François Bourneuf, dans une longue narration, nous donne les détails de sa capture, de son passage en prison, de son évasion et de sa fuite qui se termina à Pubnico. De là, il déménage à Baie Sainte Marie. Il a eu une brillante carrière à Clare comme marchand et propriétaire de vaisseaux. Il fut élu membre de l’Assemblée Législative, représentant le Comté de Digby de 1843 à 1859. Il décède en 1871. Plusieurs personnes le comptent comme leur ancêtre, bien qu’il n’en reste que très peu aujourd’hui qui portent le nom, comme je l’ai mentionné dans mon article No. 38. Dans cette histoire ci, nous allons suivre brièvement les difficultés et les aventures de son évasion jusqu’à son arrivée à Pubnico.
En 1811, après avoir passé deux ans en prison, le geôlier demanda 20 hommes pour faire des travaux sur la route qui mène à Truro.
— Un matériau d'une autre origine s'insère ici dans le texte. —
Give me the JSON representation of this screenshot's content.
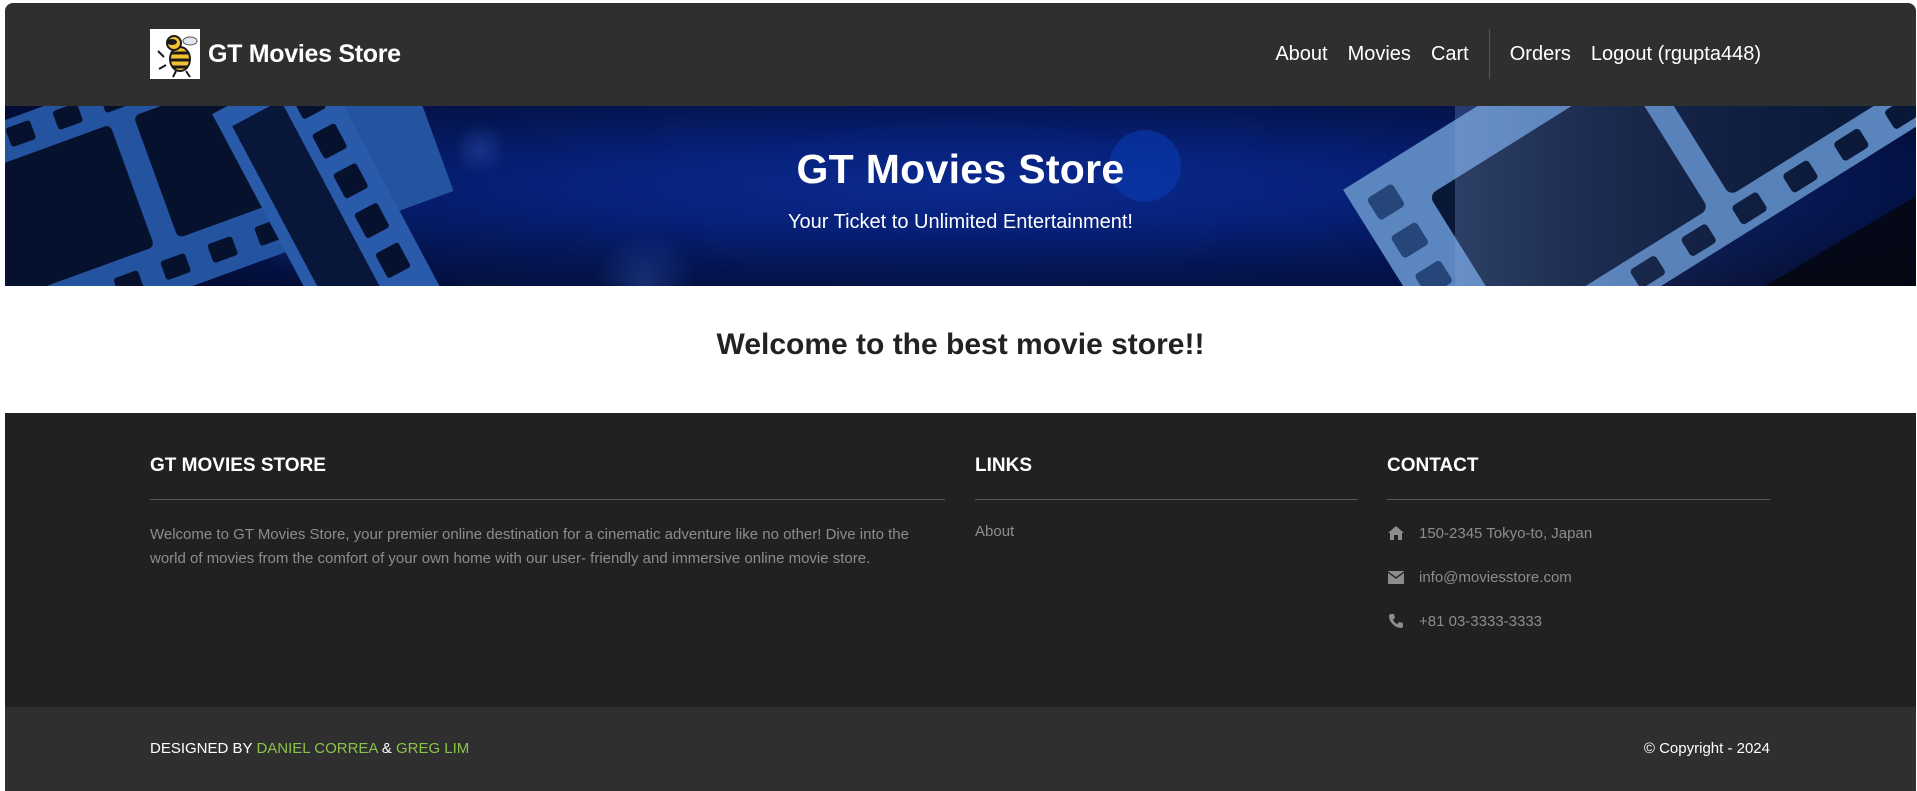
{
  "navbar": {
    "brand": "GT Movies Store",
    "links": {
      "about": "About",
      "movies": "Movies",
      "cart": "Cart",
      "orders": "Orders",
      "logout": "Logout (rgupta448)"
    }
  },
  "hero": {
    "title": "GT Movies Store",
    "subtitle": "Your Ticket to Unlimited Entertainment!"
  },
  "welcome": {
    "text": "Welcome to the best movie store!!"
  },
  "footer": {
    "about": {
      "heading": "GT MOVIES STORE",
      "text": "Welcome to GT Movies Store, your premier online destination for a cinematic adventure like no other! Dive into the world of movies from the comfort of your own home with our user- friendly and immersive online movie store."
    },
    "links": {
      "heading": "LINKS",
      "items": [
        "About"
      ]
    },
    "contact": {
      "heading": "CONTACT",
      "address": "150-2345 Tokyo-to, Japan",
      "email": "info@moviesstore.com",
      "phone": "+81 03-3333-3333"
    }
  },
  "bottom": {
    "designed_prefix": "DESIGNED BY",
    "designer1": "DANIEL CORREA",
    "ampersand": "&",
    "designer2": "GREG LIM",
    "copyright": "© Copyright - 2024"
  },
  "colors": {
    "navbar_bg": "#2f2f2f",
    "footer_bg": "#212121",
    "accent_green": "#8bc34a",
    "hero_blue": "#07217a"
  },
  "icons": {
    "address": "home-icon",
    "email": "envelope-icon",
    "phone": "phone-icon"
  }
}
Âgé de 24 ans, en ayant assez d’être en prison, Bourneuf planifia de s’évader en compagnie de deux autres prisonniers. Il y avait eu de fortes pluies ce soir là. Finalement, vers dix heures, la pluie s’arrête. C’est alors qu’ils furent en mesure d’échapper furtivement à la surveillance des gardiens et s’évader.
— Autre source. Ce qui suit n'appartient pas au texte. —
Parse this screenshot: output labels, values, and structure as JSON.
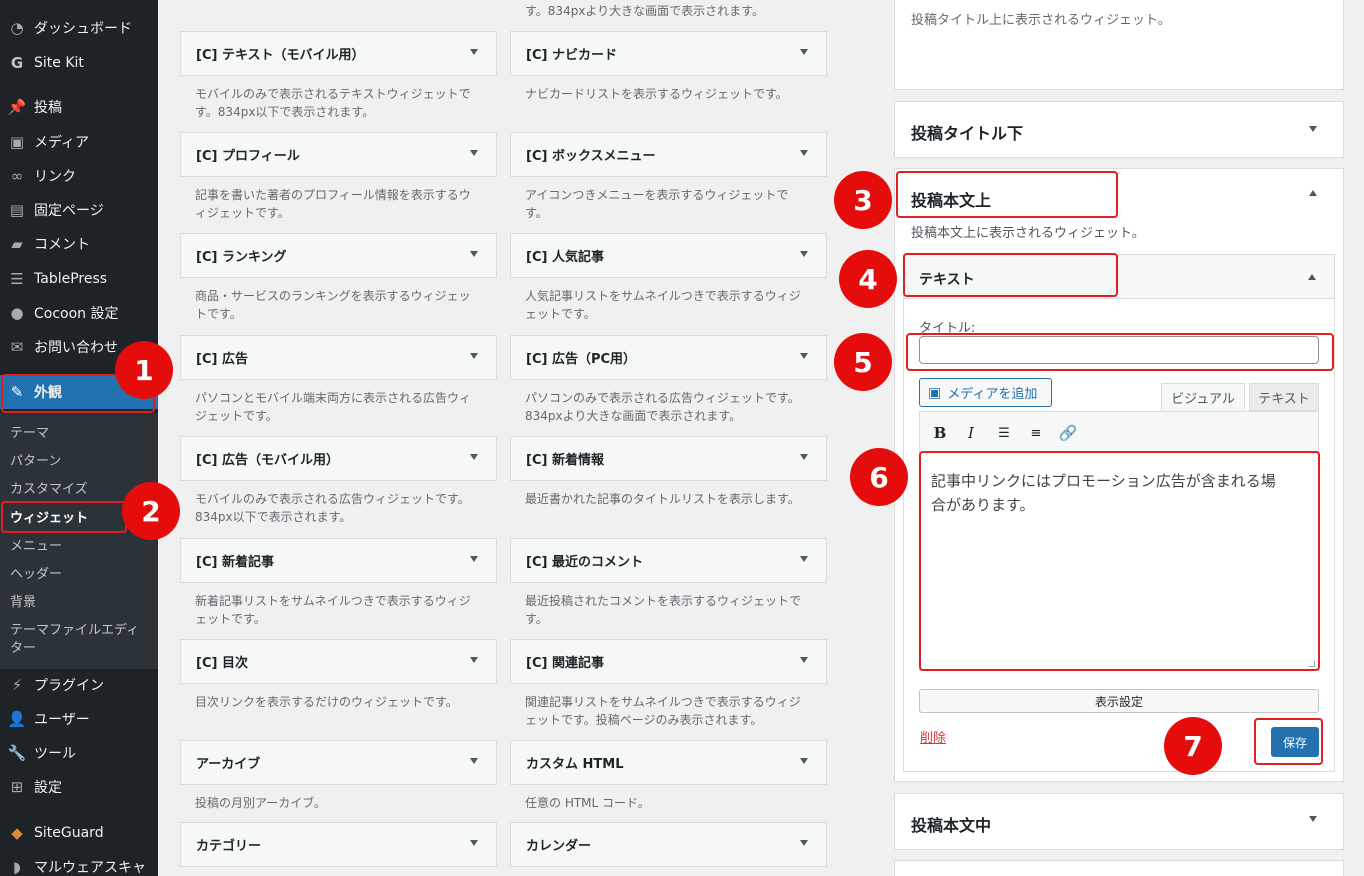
{
  "sidebar": {
    "items": [
      {
        "label": "ダッシュボード",
        "icon": "dashboard-icon"
      },
      {
        "label": "Site Kit",
        "icon": "sitekit-icon"
      },
      {
        "label": "投稿",
        "icon": "pin-icon"
      },
      {
        "label": "メディア",
        "icon": "media-icon"
      },
      {
        "label": "リンク",
        "icon": "link-icon"
      },
      {
        "label": "固定ページ",
        "icon": "page-icon"
      },
      {
        "label": "コメント",
        "icon": "comment-icon"
      },
      {
        "label": "TablePress",
        "icon": "table-icon"
      },
      {
        "label": "Cocoon 設定",
        "icon": "cocoon-icon"
      },
      {
        "label": "お問い合わせ",
        "icon": "mail-icon"
      },
      {
        "label": "外観",
        "icon": "appearance-icon"
      },
      {
        "label": "プラグイン",
        "icon": "plugin-icon"
      },
      {
        "label": "ユーザー",
        "icon": "user-icon"
      },
      {
        "label": "ツール",
        "icon": "tool-icon"
      },
      {
        "label": "設定",
        "icon": "settings-icon"
      },
      {
        "label": "SiteGuard",
        "icon": "siteguard-icon"
      },
      {
        "label": "マルウェアスキャ",
        "icon": "shield-icon"
      }
    ],
    "submenu": [
      "テーマ",
      "パターン",
      "カスタマイズ",
      "ウィジェット",
      "メニュー",
      "ヘッダー",
      "背景",
      "テーマファイルエディ",
      "ター"
    ]
  },
  "widgets": {
    "top_desc": "す。834pxより大きな画面で表示されます。",
    "items": [
      {
        "title": "[C] テキスト（モバイル用）",
        "desc": [
          "モバイルのみで表示されるテキストウィジェットで",
          "す。834px以下で表示されます。"
        ]
      },
      {
        "title": "[C] ナビカード",
        "desc": [
          "ナビカードリストを表示するウィジェットです。"
        ]
      },
      {
        "title": "[C] プロフィール",
        "desc": [
          "記事を書いた著者のプロフィール情報を表示するウ",
          "ィジェットです。"
        ]
      },
      {
        "title": "[C] ボックスメニュー",
        "desc": [
          "アイコンつきメニューを表示するウィジェットで",
          "す。"
        ]
      },
      {
        "title": "[C] ランキング",
        "desc": [
          "商品・サービスのランキングを表示するウィジェッ",
          "トです。"
        ]
      },
      {
        "title": "[C] 人気記事",
        "desc": [
          "人気記事リストをサムネイルつきで表示するウィジ",
          "ェットです。"
        ]
      },
      {
        "title": "[C] 広告",
        "desc": [
          "パソコンとモバイル端末両方に表示される広告ウィ",
          "ジェットです。"
        ]
      },
      {
        "title": "[C] 広告（PC用）",
        "desc": [
          "パソコンのみで表示される広告ウィジェットです。",
          "834pxより大きな画面で表示されます。"
        ]
      },
      {
        "title": "[C] 広告（モバイル用）",
        "desc": [
          "モバイルのみで表示される広告ウィジェットです。",
          "834px以下で表示されます。"
        ]
      },
      {
        "title": "[C] 新着情報",
        "desc": [
          "最近書かれた記事のタイトルリストを表示します。"
        ]
      },
      {
        "title": "[C] 新着記事",
        "desc": [
          "新着記事リストをサムネイルつきで表示するウィジ",
          "ェットです。"
        ]
      },
      {
        "title": "[C] 最近のコメント",
        "desc": [
          "最近投稿されたコメントを表示するウィジェットで",
          "す。"
        ]
      },
      {
        "title": "[C] 目次",
        "desc": [
          "目次リンクを表示するだけのウィジェットです。"
        ]
      },
      {
        "title": "[C] 関連記事",
        "desc": [
          "関連記事リストをサムネイルつきで表示するウィジ",
          "ェットです。投稿ページのみ表示されます。"
        ]
      },
      {
        "title": "アーカイブ",
        "desc": [
          "投稿の月別アーカイブ。"
        ]
      },
      {
        "title": "カスタム HTML",
        "desc": [
          "任意の HTML コード。"
        ]
      },
      {
        "title": "カテゴリー",
        "desc": []
      },
      {
        "title": "カレンダー",
        "desc": []
      }
    ]
  },
  "areas": {
    "top_desc": "投稿タイトル上に表示されるウィジェット。",
    "post_title_below": "投稿タイトル下",
    "post_body_top": "投稿本文上",
    "post_body_top_desc": "投稿本文上に表示されるウィジェット。",
    "post_body_mid": "投稿本文中"
  },
  "text_widget": {
    "header": "テキスト",
    "title_label": "タイトル:",
    "title_value": "",
    "media_button": "メディアを追加",
    "tab_visual": "ビジュアル",
    "tab_text": "テキスト",
    "content_line1": "記事中リンクにはプロモーション広告が含まれる場",
    "content_line2": "合があります。",
    "display_settings": "表示設定",
    "delete": "削除",
    "save": "保存"
  },
  "annotations": [
    "1",
    "2",
    "3",
    "4",
    "5",
    "6",
    "7"
  ],
  "colors": {
    "accent": "#2271b1",
    "sidebar_bg": "#1d2327",
    "annotation_red": "#e50c0c"
  }
}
Ils ont marché toute la nuit. À l’aube, ils se cachèrent dans les bois, près de l’autoroute principale, pour attendre les soldats qui n’allaient sûrement pas tarder à se lancer à leur poursuite. Les soldats passèrent devant eux sans rien remarquer. Ils demeurèrent là toute la journée et la nuit tombée, ils se remirent en marche. Mais lorsqu’ils arrivèrent au pont, à l’entrée de Truro, ils furent capturés par les soldats qui s’étaient caché sous le pont. Le matin suivant, ils quittent pour Halifax. Bourneuf raconte qu’il était tellement fatigué qu’il était à peine capable de marcher. Mais ce jour là, ils marchèrent au moins 38 miles. Le jour suivant, les trois prisonniers furent envoyés à l’Île Melville et enfermés dans un donjon sous la prison où ils allaient demeurer 10 jours à être nourris au pain et à l’eau. Après avoir purgé leurs peines au donjon, on les envoya travailler dans la prison à des travaux d’art mineur et d’artisanat.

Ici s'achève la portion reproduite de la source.